Steelers CB Brian Allen on Year 2: ‘Everything’s becoming more natural’
At this time last year, Brian Allen was talking plenty about his path to the Steelers: a one-time receiver at the University of Utah who moved to defense late in his college career, blew people away at the combine and therefore earned “talented-but-raw” status.
But it’s been 13 months since Allen was a fifth-round draft choice, almost nine months since he made the Steelers out of training camp and more than four months since he finished his rookie NFL season in which he played 83 snaps (just one on defense, the rest on special teams).
Now that Allen is embarking on Year 2 in the NFL, as they say, the past is the past. He doesn’t necessarily want to be labeled as “a project” – even an intriguing one who stands 6 feet 3 and can run the 40 in 4.4 seconds – anymore.
Allen is eager to shed that label in the best way possible: showing he can be a reliable NFL defensive back. But while that unofficial “raw” designation can weigh a player down, it also can carry with it a modicum of security. After all, by its very nature, a “project”-type player doesn’t have to produce now – he’s seen as someone who can contribute down the road.
After another year at corner and a year under the tutelage of NFL coaches has Allen feeling comfortable and ready to compete for a role on the Steelers’ defense.
“Last year, everyone knew my story, the defensive thing was new to me, and going from just two years in college straight to the NFL, it’s a big jump,” Allen said after an organized team activity session this week. “It is kind of as if you do not have time to develop.
“So last year, going against (Antonio Brown) and all those guys really helped me develop my game.”
The Steelers showed the promise and potential they see in Allen by keeping him on the 53-man roster all season long despite the lack of defined role they had for him in 2017. He was a Sunday deactive six of the first eight games of the season but after that “earned a hat” regularly the remainder of the season when he became a special teams regular .
Then came an offseason in which William Gay was released and the Steelers elected against taking a cornerback in the draft for the first time since 2008. They’d taken 13 in those 10 prior drafts, including five in the previous three.
It was another very subtle nod to the faith the Steelers have that Allen could turn into a player for them.
— TribLIVE.com (@TribLIVE) February 7, 2018
With Joe Haden, Artie Burns and Mike Hilton entrenched as starters and Cameron Sutton (Allen’s 2017 draft class mate) on deck after an injury-shortened rookie season, Allen still has a ways to go to become a regular on defense. But with a tweaked scheme that might add increasingly more defensive backs onto the field at once, perhaps there’s an opening for Allen.

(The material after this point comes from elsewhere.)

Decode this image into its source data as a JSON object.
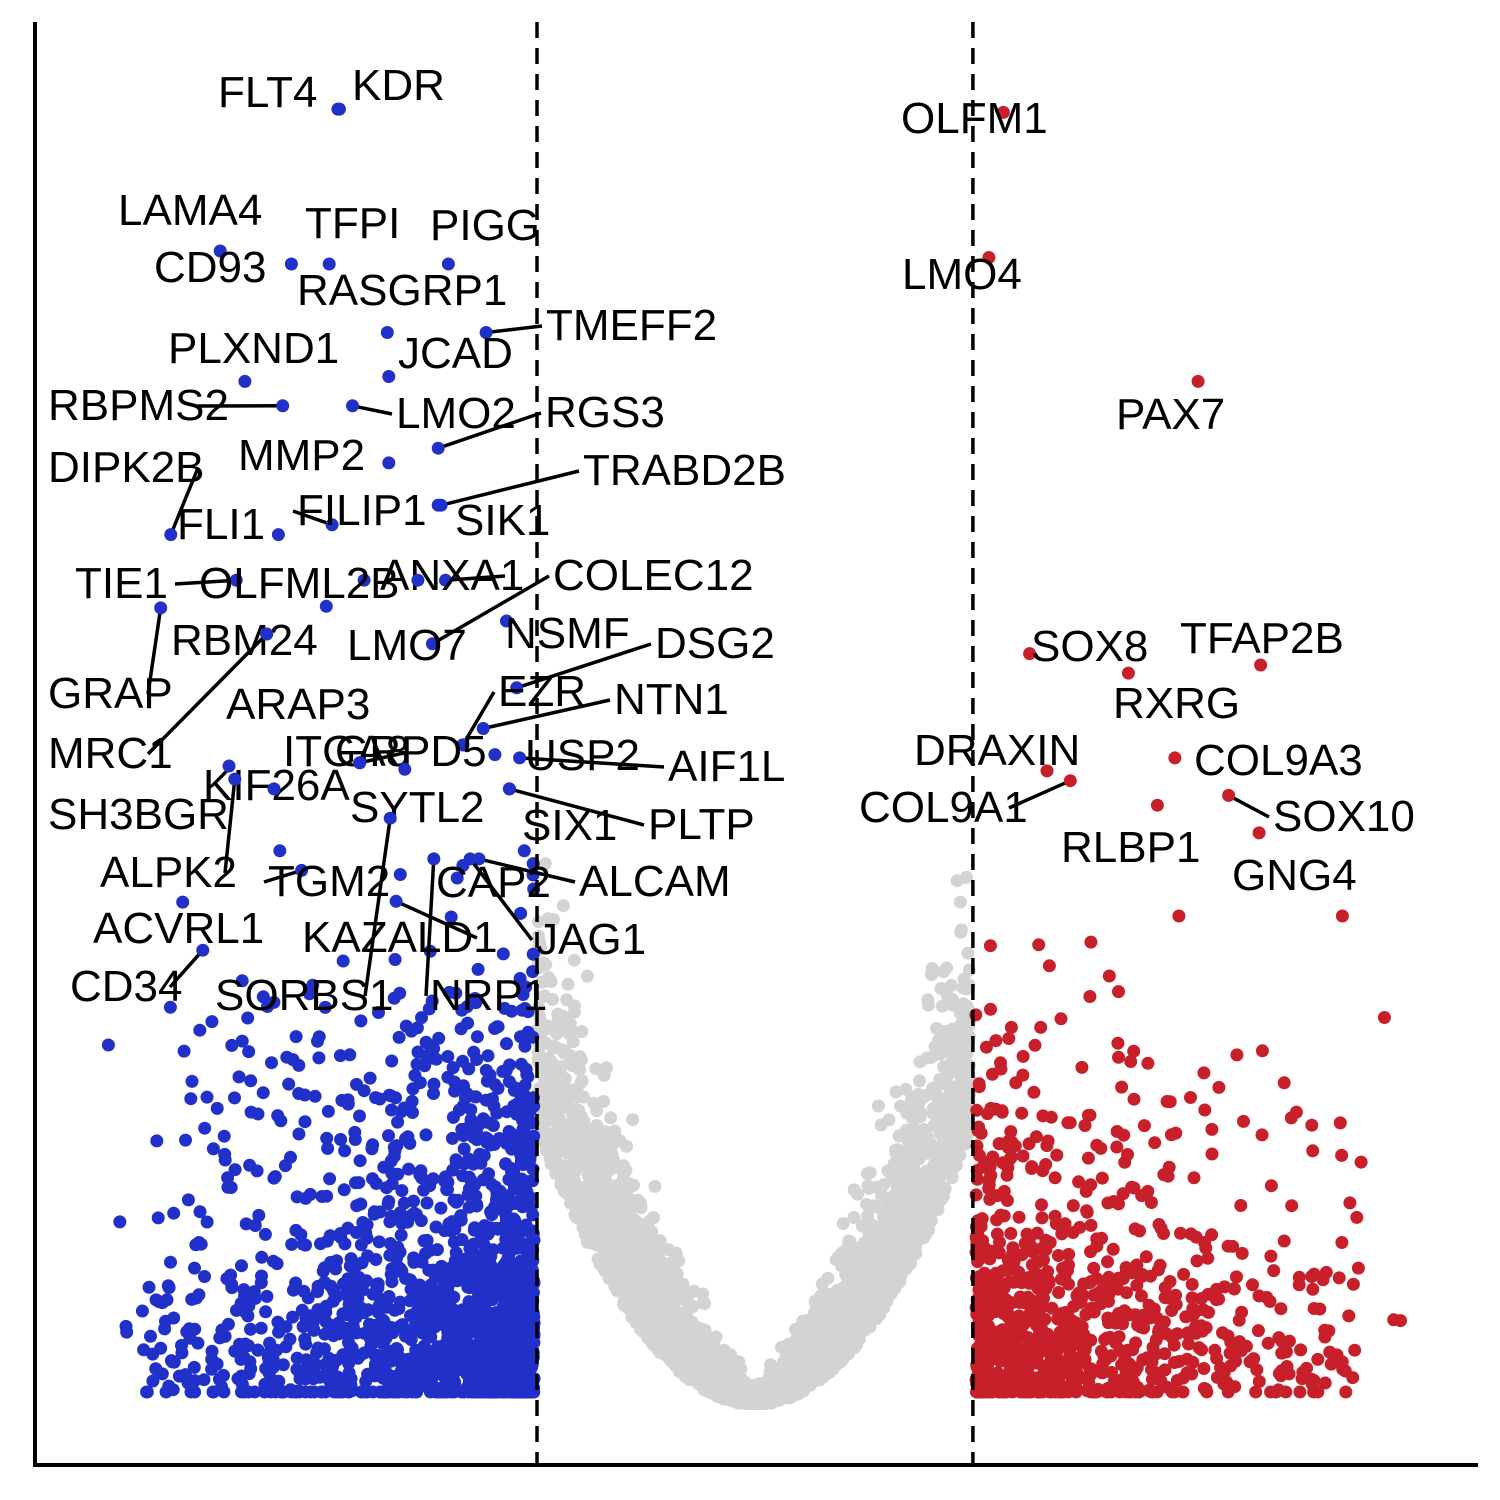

Also, with Haden’s 2019 salary-cap figure approaching $12 million, maybe strong play from Allen can make him a viable future option.
In short, endless possibilities open up if Allen can show he’s ready to begin cashing in on his seemingly limitless potential during his second pro season.
— Chris Adamski (@C_AdamskiTrib) January 22, 2018
“Going into Year 2, I feel like everything’s coming more naturally to me and I am more adapted to the defense and more used to the speed of the game,” Allen said.
“So from here on out I am looking to just keep progressing my game and hopefully get some defensive reps so I can make an impression.”